Enzi shares plans for revamping budget process
Senate Budget Chairman Michael B. Enzi unveiled a sweeping proposal Tuesday to overhaul the budget process at what could be an opportune time.
With the 2011-era discretionary spending caps set to expire in fiscal 2021 and annual deficits soon projected to top $1 trillion a year, Congress could be more open than usual to ways to revamp the budget process.
Enzi, R-Wyo., has written four draft bills aimed at tightening fiscal controls, strengthening budget enforcement, commissioning additional services from the Congressional Budget Office and abbreviating but not eliminating the Senate’s so-called vote-a-rama.
One of the most intriguing proposals is to keep the budget resolution as a concurrent resolution, which is never signed into law, but allow it to automatically generate a joint resolution that would set discretionary spending caps and extend the debt limit for two years. If the president signed it, it would become law and OMB would enforce the spending caps.
In a floor speech Tuesday, Enzi said he sought extensive input when preparing the proposals, which he said "are not driven by politics" but aimed at reorienting the budget around long-term planning.
The proposal to spin off regular legislation setting budget limits from a budget resolution would encourage the president and Congress "to reach agreement early in the budget process," he said.
For the past several years, Enzi has been working with fellow Republicans and Democrats on the Senate Budget Committee to develop budget process changes that can win bipartisan support. He also has consulted with the White House Office of Management and Budget and CBO, aides said. In April 2017, the Budget Committee approved several rules changes advocated by Enzi that were designed to make the budget process more transparent. Those changes only required committee approval.
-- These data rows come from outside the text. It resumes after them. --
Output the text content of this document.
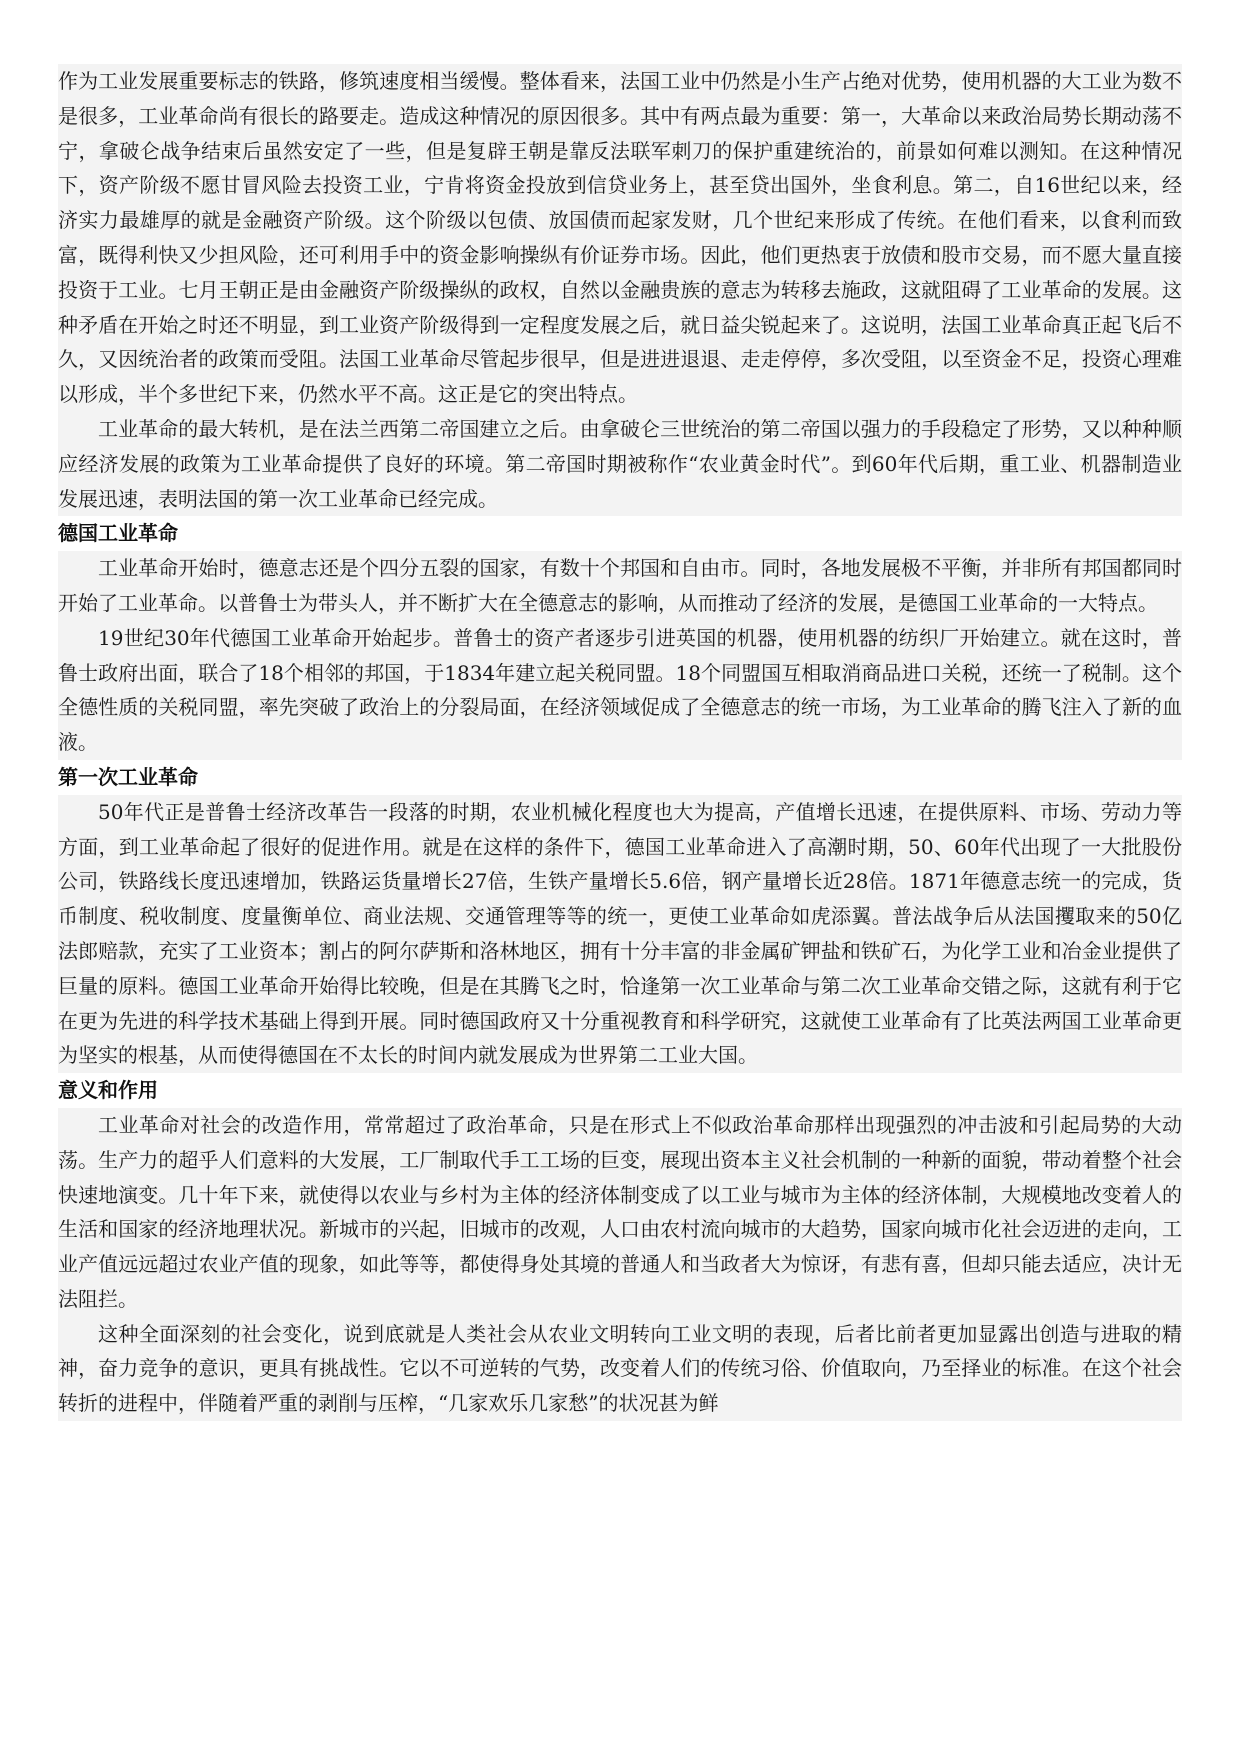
作为工业发展重要标志的铁路，修筑速度相当缓慢。整体看来，法国工业中仍然是小生产占绝对优势，使用机器的大工业为数不是很多，工业革命尚有很长的路要走。造成这种情况的原因很多。其中有两点最为重要：第一，大革命以来政治局势长期动荡不宁，拿破仑战争结束后虽然安定了一些，但是复辟王朝是靠反法联军刺刀的保护重建统治的，前景如何难以测知。在这种情况下，资产阶级不愿甘冒风险去投资工业，宁肯将资金投放到信贷业务上，甚至贷出国外，坐食利息。第二，自16世纪以来，经济实力最雄厚的就是金融资产阶级。这个阶级以包债、放国债而起家发财，几个世纪来形成了传统。在他们看来，以食利而致富，既得利快又少担风险，还可利用手中的资金影响操纵有价证券市场。因此，他们更热衷于放债和股市交易，而不愿大量直接投资于工业。七月王朝正是由金融资产阶级操纵的政权，自然以金融贵族的意志为转移去施政，这就阻碍了工业革命的发展。这种矛盾在开始之时还不明显，到工业资产阶级得到一定程度发展之后，就日益尖锐起来了。这说明，法国工业革命真正起飞后不久，又因统治者的政策而受阻。法国工业革命尽管起步很早，但是进进退退、走走停停，多次受阻，以至资金不足，投资心理难以形成，半个多世纪下来，仍然水平不高。这正是它的突出特点。

工业革命的最大转机，是在法兰西第二帝国建立之后。由拿破仑三世统治的第二帝国以强力的手段稳定了形势，又以种种顺应经济发展的政策为工业革命提供了良好的环境。第二帝国时期被称作“农业黄金时代”。到60年代后期，重工业、机器制造业发展迅速，表明法国的第一次工业革命已经完成。

德国工业革命

工业革命开始时，德意志还是个四分五裂的国家，有数十个邦国和自由市。同时，各地发展极不平衡，并非所有邦国都同时开始了工业革命。以普鲁士为带头人，并不断扩大在全德意志的影响，从而推动了经济的发展，是德国工业革命的一大特点。

19世纪30年代德国工业革命开始起步。普鲁士的资产者逐步引进英国的机器，使用机器的纺织厂开始建立。就在这时，普鲁士政府出面，联合了18个相邻的邦国，于1834年建立起关税同盟。18个同盟国互相取消商品进口关税，还统一了税制。这个全德性质的关税同盟，率先突破了政治上的分裂局面，在经济领域促成了全德意志的统一市场，为工业革命的腾飞注入了新的血液。

第一次工业革命

50年代正是普鲁士经济改革告一段落的时期，农业机械化程度也大为提高，产值增长迅速，在提供原料、市场、劳动力等方面，到工业革命起了很好的促进作用。就是在这样的条件下，德国工业革命进入了高潮时期，50、60年代出现了一大批股份公司，铁路线长度迅速增加，铁路运货量增长27倍，生铁产量增长5.6倍，钢产量增长近28倍。1871年德意志统一的完成，货币制度、税收制度、度量衡单位、商业法规、交通管理等等的统一，更使工业革命如虎添翼。普法战争后从法国攫取来的50亿法郎赔款，充实了工业资本；割占的阿尔萨斯和洛林地区，拥有十分丰富的非金属矿钾盐和铁矿石，为化学工业和冶金业提供了巨量的原料。德国工业革命开始得比较晚，但是在其腾飞之时，恰逢第一次工业革命与第二次工业革命交错之际，这就有利于它在更为先进的科学技术基础上得到开展。同时德国政府又十分重视教育和科学研究，这就使工业革命有了比英法两国工业革命更为坚实的根基，从而使得德国在不太长的时间内就发展成为世界第二工业大国。

意义和作用

工业革命对社会的改造作用，常常超过了政治革命，只是在形式上不似政治革命那样出现强烈的冲击波和引起局势的大动荡。生产力的超乎人们意料的大发展，工厂制取代手工工场的巨变，展现出资本主义社会机制的一种新的面貌，带动着整个社会快速地演变。几十年下来，就使得以农业与乡村为主体的经济体制变成了以工业与城市为主体的经济体制，大规模地改变着人的生活和国家的经济地理状况。新城市的兴起，旧城市的改观，人口由农村流向城市的大趋势，国家向城市化社会迈进的走向，工业产值远远超过农业产值的现象，如此等等，都使得身处其境的普通人和当政者大为惊讶，有悲有喜，但却只能去适应，决计无法阻拦。

这种全面深刻的社会变化，说到底就是人类社会从农业文明转向工业文明的表现，后者比前者更加显露出创造与进取的精神，奋力竞争的意识，更具有挑战性。它以不可逆转的气势，改变着人们的传统习俗、价值取向，乃至择业的标准。在这个社会转折的进程中，伴随着严重的剥削与压榨，“几家欢乐几家愁”的状况甚为鲜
Enzi’s office shared the four proposals with staff of other members of the Budget Committee earlier Tuesday.
Other highlights of the plans include:
Moving to a two-year cycle for both budget resolutions and appropriations.
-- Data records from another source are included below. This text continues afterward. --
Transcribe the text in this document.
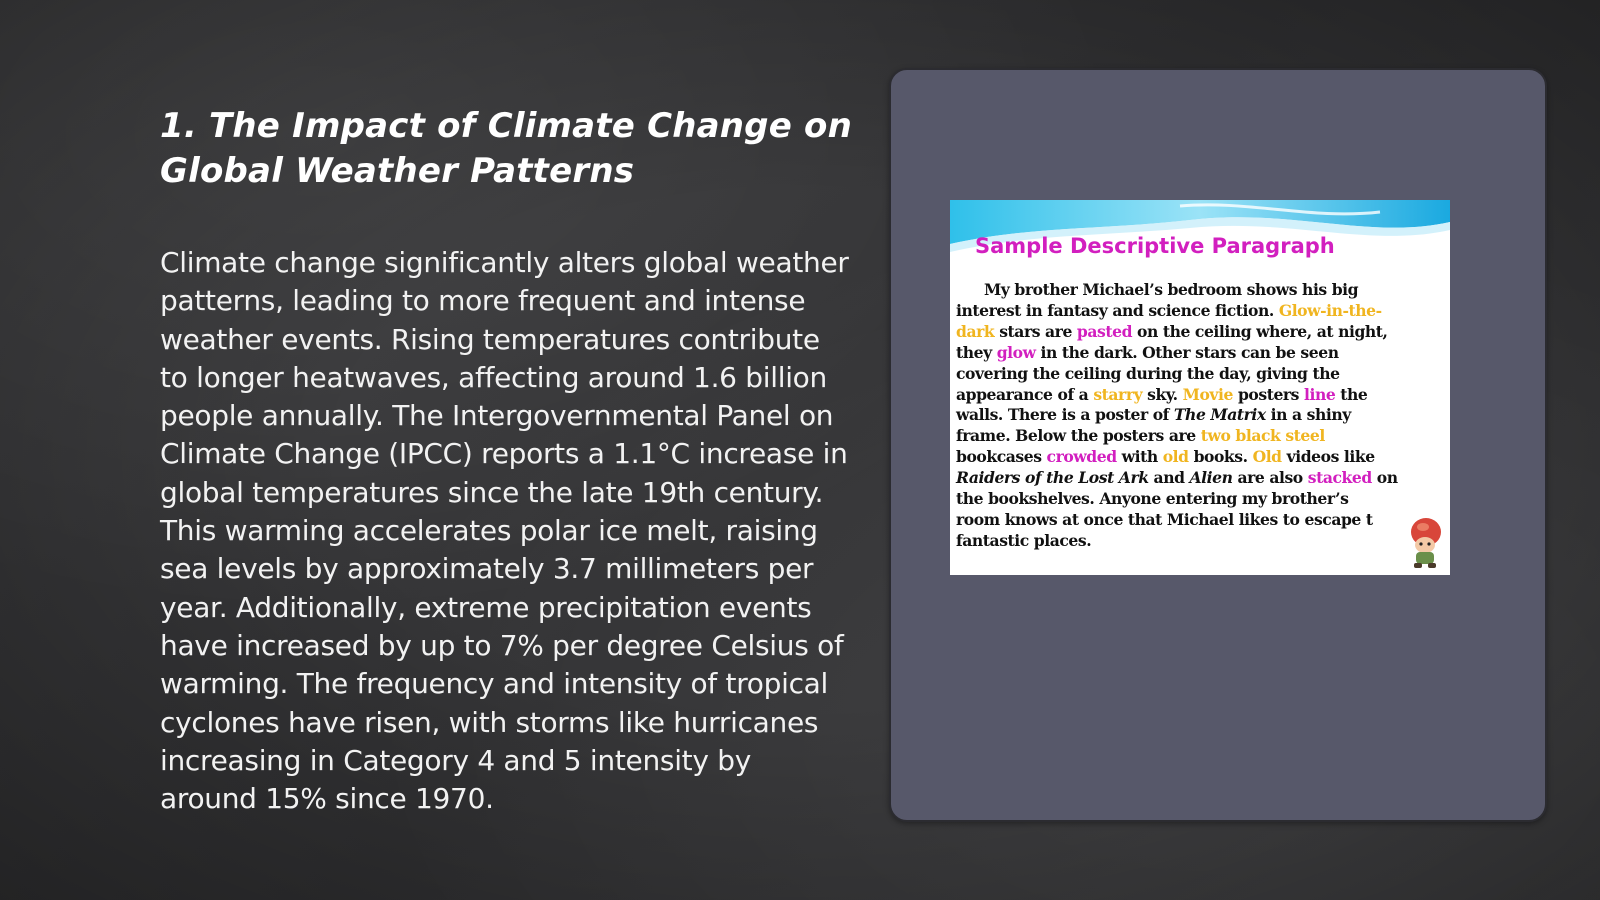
1. The Impact of Climate Change on Global Weather Patterns

Climate change significantly alters global weather patterns, leading to more frequent and intense weather events. Rising temperatures contribute to longer heatwaves, affecting around 1.6 billion people annually. The Intergovernmental Panel on Climate Change (IPCC) reports a 1.1°C increase in global temperatures since the late 19th century. This warming accelerates polar ice melt, raising sea levels by approximately 3.7 millimeters per year. Additionally, extreme precipitation events have increased by up to 7% per degree Celsius of warming. The frequency and intensity of tropical cyclones have risen, with storms like hurricanes increasing in Category 4 and 5 intensity by around 15% since 1970.

Sample Descriptive Paragraph
My brother Michael’s bedroom shows his big
interest in fantasy and science fiction. Glow-in-the-
dark stars are pasted on the ceiling where, at night,
they glow in the dark. Other stars can be seen
covering the ceiling during the day, giving the
appearance of a starry sky. Movie posters line the
walls. There is a poster of The Matrix in a shiny
frame. Below the posters are two black steel
bookcases crowded with old books. Old videos like
Raiders of the Lost Ark and Alien are also stacked on
the bookshelves. Anyone entering my brother’s
room knows at once that Michael likes to escape t
fantastic places.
Establishing a debt-to-GDP ratio in the budget resolution which, if not achieved, would lead to a reconciliation bill in the second year to reduce the deficit. Traditional reconciliation that does not require deficit reduction would remain an option.
Renaming the Budget Committee the Fiscal Control Committee and adding, as nonvoting members, the chairmen and ranking members of the Finance and Appropriations committees if they are not already voting members. A GOP aide said this and related proposals are aimed at increasing buy-in from outside committees.
Switching from the issuance of two CBO baselines or projections of spending early in the year — in January and March — to a single baseline early in the year. OMB would be required to provide CBO with budget data earlier to allow construction of the baseline.
Speeding the consideration of appropriations bills by making the motion to proceed to an appropriation bill no longer subject to filibuster in the Senate.
Requiring CBO to make public its cost estimates for appropriations bills.
Some of the proposals are likely to be controversial, such as the suggestion to change appropriations from annual bills to two-year bills. That idea is opposed by many, but not all, appropriators.
Other proposals have been backed by Democrats and Republicans on the Budget Committee, and several have been pushed by outside budget groups.
A GOP aide said Enzi is seeking input on the draft legislation. It is unclear whether the Budget Committee will mark up any of the legislation in the fall, or potentially next year. Enzi is not seeking reelection next year.